>What a blessing I received today from one of my Goddaughters, Katherine Thames, who lives in Gulfport, Mississippi. She’s a nursing student, and she was listening to NPR’s Morning Edition yesterday and heard this short program about how memories can impact the emotions of Alzheimer’s patients long after the event is over. Click here to listen—it’s only about 4 minutes long and well worth it.
Or you can read the article here.
Katherine sent me the link just as I was driving down to Jackson (Mississippi) to visit my mother (who is 82 and has Alzheimers) in the nursing home where she has lived for a year and a half. Justin Feinstein, a graduate student in neuropsychology at the University of Iowa, did a study to prove that events—happy or sad—affect Alzheimer’s patients long after they forget the actual event. They showed clips of sad, and then happy, movie scenes to patients, who responded with tears, sadness, or laughter at the time.
Later, even when the patients didn’t remember watching the movie scenes, they expressed sadness they couldn’t explain… or an upbeat mood swing, after they watched the happy scenes.

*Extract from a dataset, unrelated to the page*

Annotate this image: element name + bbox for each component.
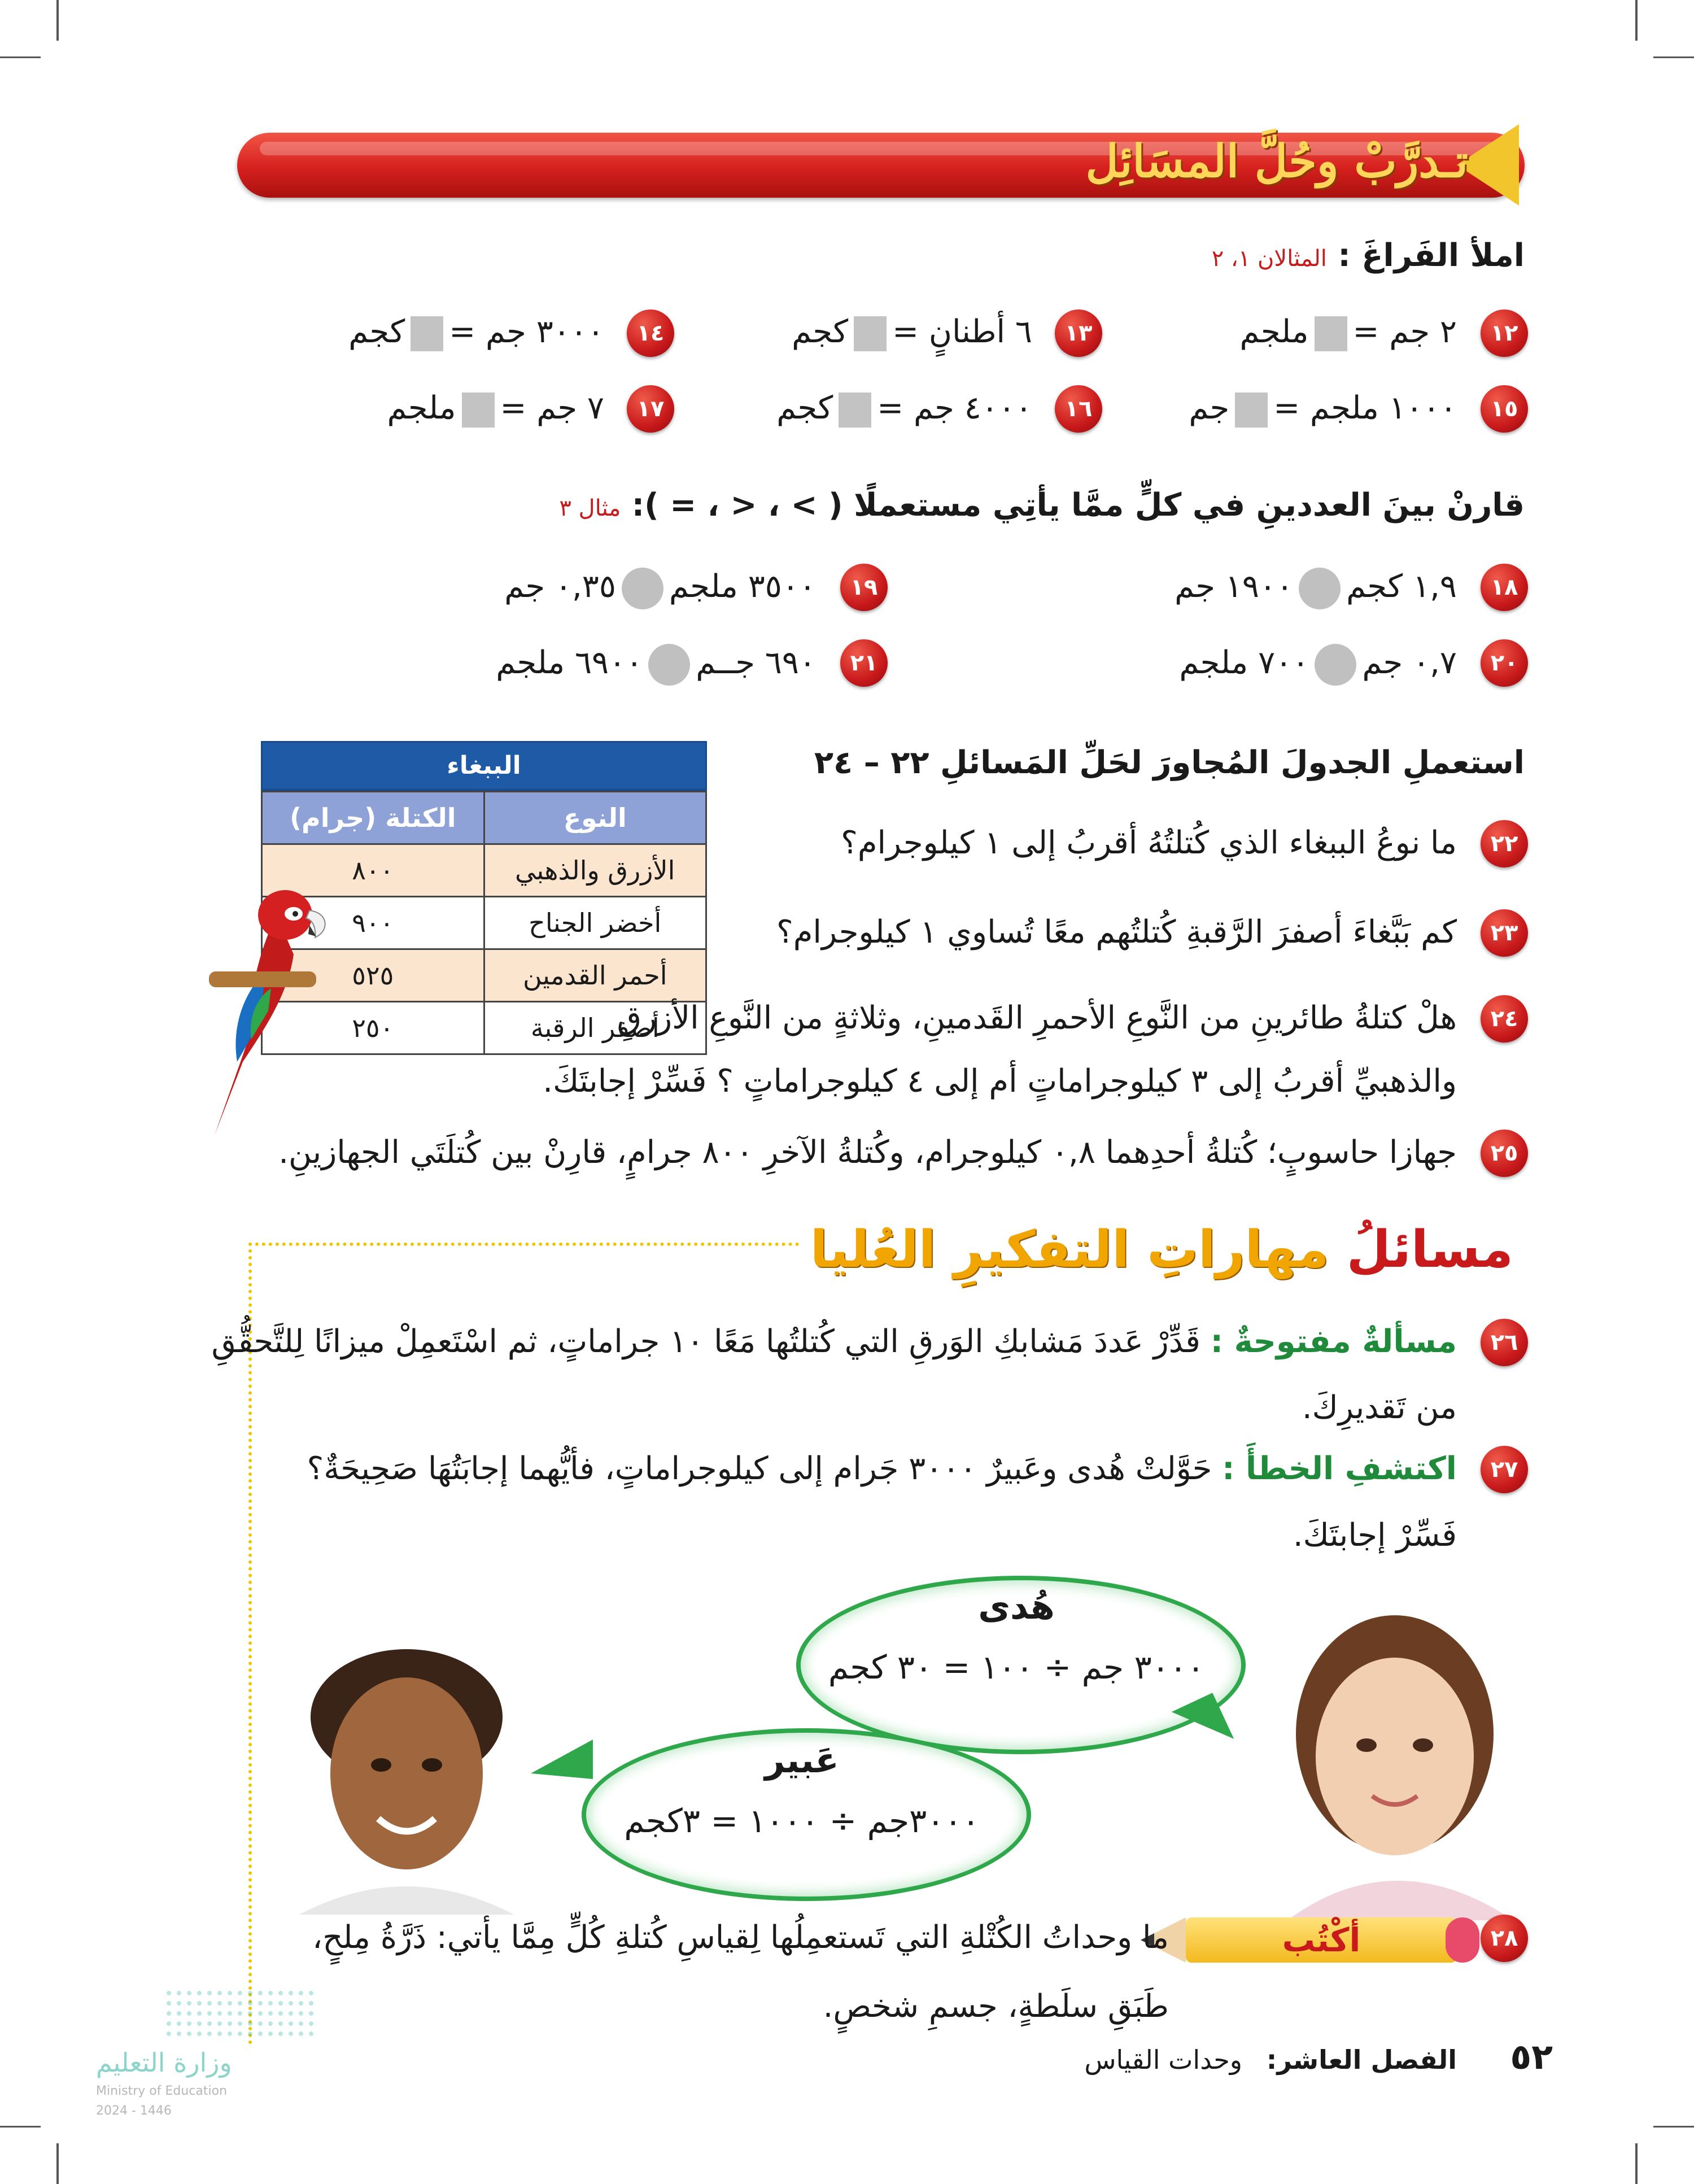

The encouraging thing about this is that family and friends of Alzheimer’s patients often dread visiting their loved ones because they don’t seem to remember the visit. It can be depressing, or feel meaningless. And while I know it isn’t meaningless to visit my mother, whether or not she remembers it, it really helps me to know that the things I do with her will cause her happiness long after she forgets the activity. I try to leave her reminders—like taping the picture we color or paint together on the dresser in her room—and I think that helps. Sometimes I send her a photo of us together, from our last visit, in a card the following week.
Today the physical therapist told me that she’s been working with Mom on “restorative therapy”—especially walking—for a couple of weeks now. Mom refused to cooperate with physical therapy a year ago after her hip replacement surgery, which is why she is stuck in a wheel chair all day long. But now, she’s up and walking (with help) for a few minutes every morning, six days a week. So, I’m sitting in the lobby with Mom this afternoon and I say, “Mom, I’m so glad to hear you’ve been walking some!”
“Really? I can’t remember that.” Blank expression on her face.
But then the therapist walks up and says, “Hi, Miss Effie. I see you daughter, Susan is here. I’ve been telling her about how good you’re doing with your walking now.”
Mom lights up when she sees the therapist and says, “I know you. But I don’t remember walking.”
So the therapist makes movements, showing what Mom looks like shuffing along, taking baby steps with a walker. Mom smiles and laughs gently. “If you say so.”
She doesn’t remember that she’s been walking every morning, but her overall sense of well-being seems better. I ask if her hip is hurting, or her legs, and she says no. So the movement is beneficial, physically, but I think the personal interaction she has with the physical therapist—a happy, upbeat woman—is what causes her long-term emotional boost.
After spending several hours with Mom today—eating cookies, coloring, painting (with paint pens), sitting outside on the patio looking at the plants, and visiting with various staff and residents, I was preparing to say goodbye. I reminded Mom of some of the things we had done together during those hours, and she had already forgotten about the cookies, asking when we were going to have them. Before listening to this story, I would have been frustrated, but now I’m hopeful that somehow she’s going to be on an emotional cookie-high for a while even though she doesn’t remember them.
I hope this study encourages more people to visit their loved ones with Alzheimers. Feinstein says it’s best to have short, frequent, “happy” visits. A friend from Mom’s church called last week and told me that several people, including her daughter, visit Mom regularly, which I didn’t know because Mom never remembers. But I’m hoping that even those short visits are leaving a happy emotional wake.